(Géographie moderne) ville de Suède, dans l'Upland, la capitale du royaume, et la résidence des rais, à 75 lieues de Copenhague, à 260 de Vienne, et à environ 310 de Paris.

Cette ville est bâtie à l'embouchure du lac Méler dans la mer Baltique ; tout y est sur pilotis, dans plusieurs îles voisines les unes des autres ; il n'y a que deux fauxbourgs qui soient en terre ferme.

Stockholm est grande, fort peuplée, et fait un commerce considérable. La plupart de ses maisons sont actuellement bâties en brique, au lieu que précédemment elles étaient presque toutes de bois. On y remarque entr'autres beaux édifices le palais du chancelier, celui de la noblesse, et le château, qui est un bâtiment spacieux, où non-seulement la cour loge, mais où s'assemblent aussi la plupart des cours supérieures du royaume. Ce château est situé de façon que d'un côté il a vue sur le port, et de l'autre sur la ville, où il fait face à une grande place décorée des plus belles maisons. Le palais de la noblesse est le lieu où elle tient ses séances.

Stockholm n'oubliera jamais la fête funeste de ce même palais, dans laquelle Christiern rétabli roi, et son primat Troll, firent égorger en 1520 le sénat entier, et tant d'honnêtes citoyens. Le tyran devenu partout exécrable, fut enfin déposé, et finit ses jours en prison ; Troll mourut les armes à la main ; dignes l'un et l'autre d'une fin plus tragique !

On divise ordinairement Stockholm en quatre parties ; savoir, Sud-Malm, et Nor-Malm, qui sont les deux fauxbourgs, au milieu desquels la ville est située, et dans une ile. La quatrième partie est Garceland, et le tout compose une des grandes villes de l'Europe.

L'île dans laquelle la plus grande partie de Stockholm se trouve enfermée, est environnée de deux bras de rivière, qui sortent impétueusement du lac Meler, et sur chacun de ces bras, il y a un pont de bois ; ensuite il se forme encore quelques autres îles qui n'en sont séparées que par un peu d'eau. D'un côté on a la vue sur le lac, et de l'autre sur la mer, laquelle forme un golfe qui s'étend à-travers plusieurs rochers, en sorte qu'on le prendrait pour un autre lac. L'eau en est si peu salée, qu'on en pourrait boire devant Stockholm, à cause de la quantité d'eau douce qui y tombe du lac Meler.

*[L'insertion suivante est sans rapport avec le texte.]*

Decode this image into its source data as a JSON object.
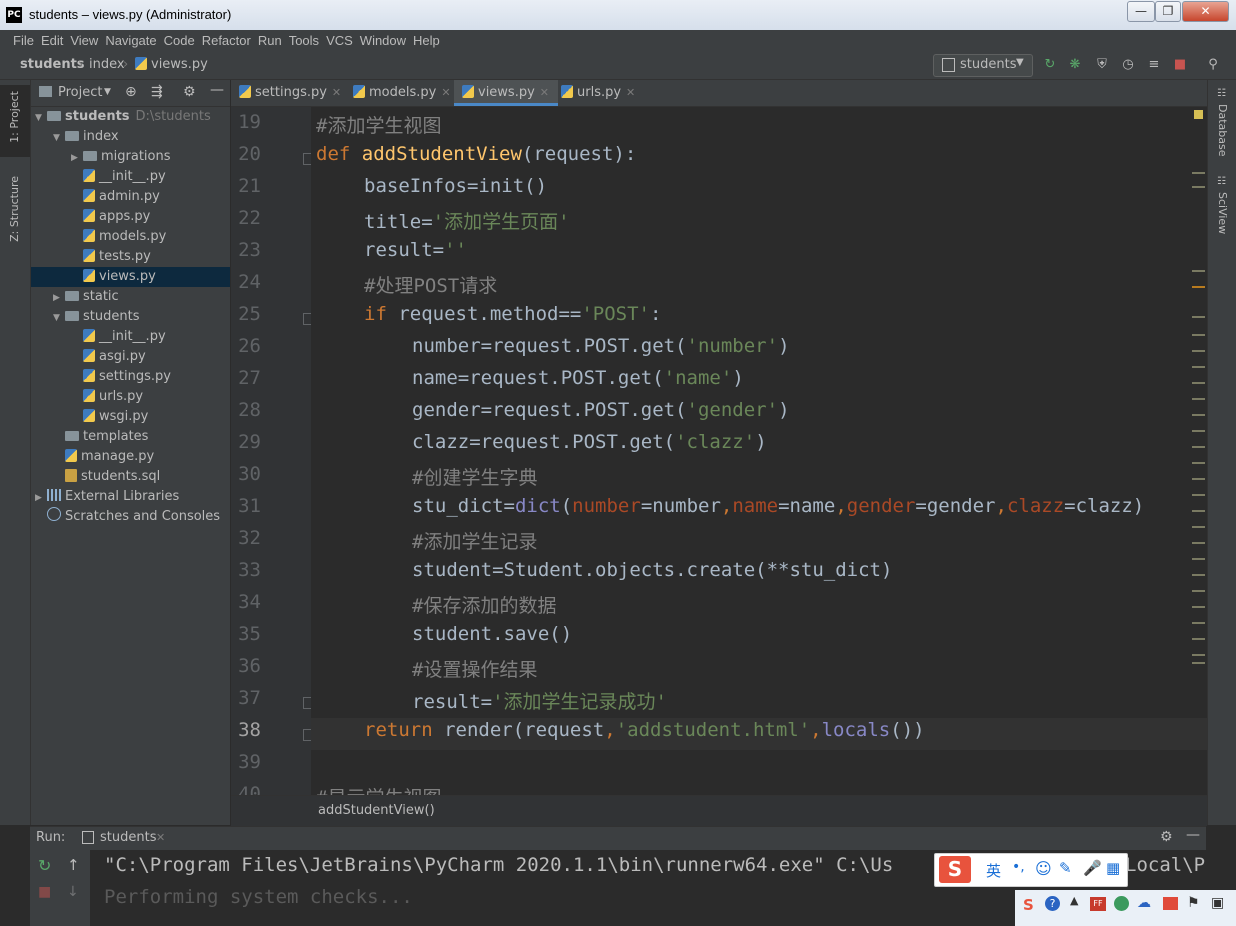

On rapporte la fondation de la ville à Birger, qui fut gouverneur de Suède après la mort du roi Eric, surnommé le Begue, et on prétend qu'elle reçut le nom de Stockholm d'une grande quantité de poutres qu'on y apporta des lieux circonvoisins ; stok signifie en suédois une poutre, et holm une ile, et même un lieu désert. Quoi qu'il en sait, outre la force de sa situation, elle est encore défendue par une citadelle toute bordée de canons.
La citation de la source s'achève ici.